Gentechnik-Gesetz passiert den Bundesrat
(15.02.2008)
Der Bundesrat hat heute dem geänderten
Gentechnik-Gesetz zugestimmt. Auch die umstrittene "ohne-Gentechnik" Kennzeichnung
wurde angenommen. Der von den Bundesländern Hessen und
Nordrhein-Westfalen eingebrachte Antrag, den
Vermittlungsausschuss anzurufen, erhielt keine
Mehrheit.
Das geänderte
Gentechnik-Gesetz kann damit in Kraft treten.
Erheblich vereinfacht werden Anmelde- und
Genehmigungspflichten für gentechnische Anlagen. In
einigen Fällen müssen diese bei den Behörden nur
noch angezeigt werden. Ohne große politische
Diskussion ist damit die Herstellung von
Arzneimitteln, Zusatzstoffen und Enzymen mit
Hilfe von gentechnisch veränderten Mikroorganismen weiter
dereguliert worden. Noch vor wenigen Jahren war
dieses Anwendungsfeld der Gentechnik heftig
umstritten.
Beim Anbau gentechnisch
veränderter Pflanzen ändert das neue
Gentechnik-Gesetz wenig. So werden die von der
damaligen rotgrünen Regierungskoalition
durchgesetzten Vorschriften zum Standortregister und
zur Haftung fast unverändert übernommen.
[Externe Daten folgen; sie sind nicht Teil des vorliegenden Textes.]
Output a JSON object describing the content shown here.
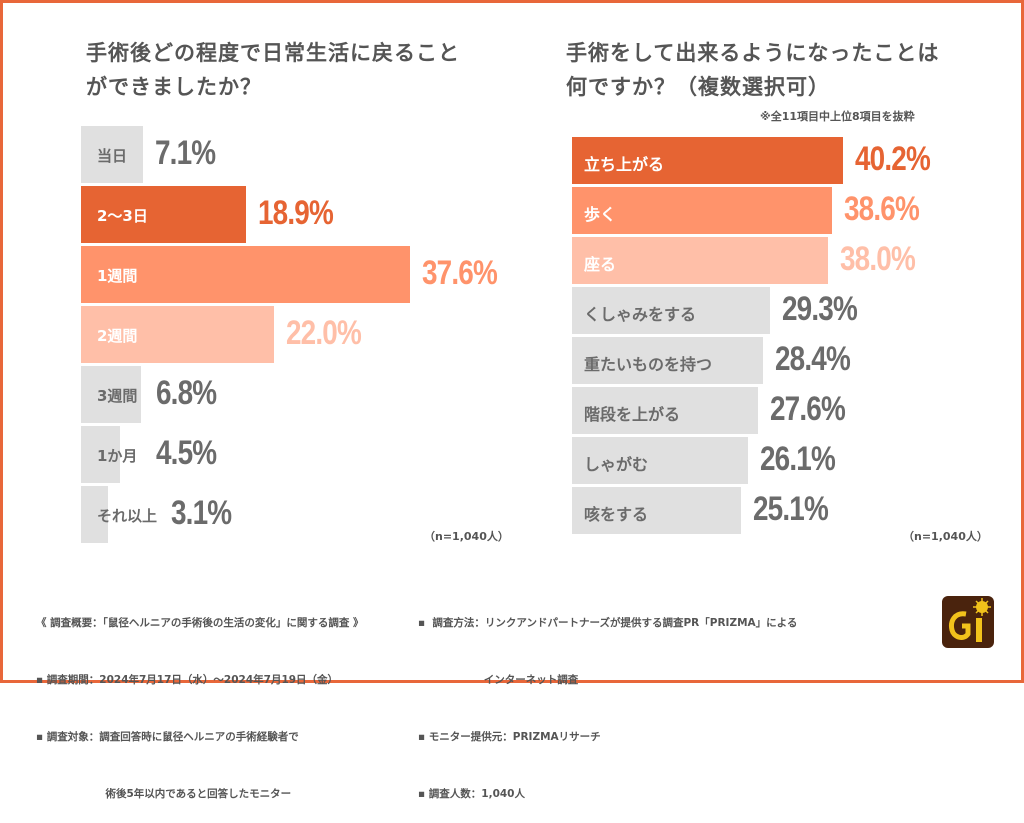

Erstmals
wird es eine Verordnung für die Gute fachliche
Praxis beim Anbau von gv-Mais geben. Dort sind
Mindestabstände von 150 Metern zwischen Feldern mit
gv- und konventionellem Mais vorgeschrieben, bei
Öko-Mais sogar 300 Meter.
Bis zum Schluss umstritten
war die von Koalitionsfraktionen im Bundestag
ausgehandelte "ohne Gentechnik"- Kennzeichnung. Ein
von Hessen und Nordrhein-Westfalen im Bundesrat
eingebrachter Antrag, dazu den Vermittlungsausschuss
anzurufen, fand keine Mehrheit. Der hessische
Minister für Bundes- und Europaangelegenheiten,
Volker Hoff, bezeichnete es als "Täuschung der
Verbraucher", wenn tierische Lebensmittel ein "ohne
Gentechnik"- Etikett tragen dürfen, obwohl das
Tierfutter Zusatzstoffe, Vitamine oder Enzyme
enthielt, die mit Hilfe gentechnisch veränderter
Mikroorganismen hergestellt wurden.
Die neue "ohne Gentechnik"-
Kennzeichnung wird von Umwelt- und
Verbraucherverbänden unterstützt. Dadurch soll es
möglich werden, dass Anbieter tierischer
Lebensmittel wie Milch, Fleisch oder Eier sich damit
profilieren können, wenn sie bei der Tierhaltung
weitgehend auf Futtermittel aus gentechnisch
veränderten Pflanzen verzichten.
Nach der Unterzeichnung durch
den Bundespräsidenten tritt das neue Gesetz mit der
Veröffentlichung im Bundesgesetzblatt in Kraft.
Davon ausgenommen sind die Bestimmungen zur "ohne
Gentechnik"- Kennzeichnung. Sie werden erst vier
Monate nach der offiziellen Übermittlung an die
EU-Kommission rechtswirksam.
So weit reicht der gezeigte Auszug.